Close up of two young women making a toast with red wine in a restaurant
Food - Drink
The Difference Between Burgundy And Bordeaux Wine Glasses
From stemmed or stemless to red, white, or sparkling, choosing a wine glass can be complicated, particularly if you’re trying to enhance your wine-drinking experience. Luckily if you’re drinking red, two of the most common glasses you'll choose from are a Bordeaux or Burgundy glass, each of which can significantly affect how you enjoy your wine.
A Bordeaux glass is probably what you envision when you think of a red wine glass; it is designed for big, bold red wines with a long stem, and deep bowl that slightly tapers off toward the top. On the other hand, a Burgundy glass is shorter, with a bigger, more bulbous bowl and a wider brim designed to bring out the more delicate notes of lighter red wines.

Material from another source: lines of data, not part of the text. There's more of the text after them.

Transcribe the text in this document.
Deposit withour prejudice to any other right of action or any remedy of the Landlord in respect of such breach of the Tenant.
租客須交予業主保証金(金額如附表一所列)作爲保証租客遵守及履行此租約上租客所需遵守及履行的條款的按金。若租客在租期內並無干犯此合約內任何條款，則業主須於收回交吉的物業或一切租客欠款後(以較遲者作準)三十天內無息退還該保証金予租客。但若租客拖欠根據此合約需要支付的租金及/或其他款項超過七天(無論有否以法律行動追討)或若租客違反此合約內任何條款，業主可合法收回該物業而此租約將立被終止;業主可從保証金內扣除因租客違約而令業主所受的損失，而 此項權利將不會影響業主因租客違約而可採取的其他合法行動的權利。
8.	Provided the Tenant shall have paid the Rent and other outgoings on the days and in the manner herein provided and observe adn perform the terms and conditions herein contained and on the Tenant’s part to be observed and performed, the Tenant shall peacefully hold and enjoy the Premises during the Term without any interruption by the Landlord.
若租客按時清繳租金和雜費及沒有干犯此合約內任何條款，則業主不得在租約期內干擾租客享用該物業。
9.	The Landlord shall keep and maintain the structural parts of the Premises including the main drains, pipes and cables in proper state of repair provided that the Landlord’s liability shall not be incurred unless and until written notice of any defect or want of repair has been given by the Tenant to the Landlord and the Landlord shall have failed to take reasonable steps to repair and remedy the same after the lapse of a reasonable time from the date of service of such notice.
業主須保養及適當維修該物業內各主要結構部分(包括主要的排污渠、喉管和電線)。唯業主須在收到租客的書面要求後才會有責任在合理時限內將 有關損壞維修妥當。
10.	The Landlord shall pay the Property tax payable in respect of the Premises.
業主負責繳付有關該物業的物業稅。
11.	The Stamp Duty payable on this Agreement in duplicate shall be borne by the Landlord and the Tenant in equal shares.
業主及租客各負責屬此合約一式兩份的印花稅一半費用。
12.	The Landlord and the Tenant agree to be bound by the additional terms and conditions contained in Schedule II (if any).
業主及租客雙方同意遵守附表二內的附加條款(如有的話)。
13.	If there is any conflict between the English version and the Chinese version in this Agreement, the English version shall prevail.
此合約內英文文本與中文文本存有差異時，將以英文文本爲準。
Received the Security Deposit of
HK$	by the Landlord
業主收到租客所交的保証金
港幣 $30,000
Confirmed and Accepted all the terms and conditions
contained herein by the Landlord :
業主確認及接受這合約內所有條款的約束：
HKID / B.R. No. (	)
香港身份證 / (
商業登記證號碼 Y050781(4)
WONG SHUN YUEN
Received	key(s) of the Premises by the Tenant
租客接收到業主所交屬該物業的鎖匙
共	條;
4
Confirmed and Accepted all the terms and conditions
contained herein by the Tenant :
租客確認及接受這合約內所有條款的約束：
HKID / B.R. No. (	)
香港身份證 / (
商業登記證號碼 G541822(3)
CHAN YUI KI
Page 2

The Burgundy glass’s wide brim channels the wine toward the tip of the tongue and allows for more aeration to bring out more delicate flavors. On the contrary, the Bordeaux glass is designed to have a large chimney — the space between the wine and the glass’s rim — to channel the wine to the back of the throat and allow for oxygen to soften the tannins.
Bordeaux glasses are best for full-bodied red wines like cabernet sauvignon, merlot, and other strong wines like syrah, malbec, and petite sirah, while Burgundy glasses are best for lighter reds like pinot noir, Beaujolais, and Barbaresco. Since the glasses affect the aeration and where the wine hits your palate, it’s best not to swap between the two.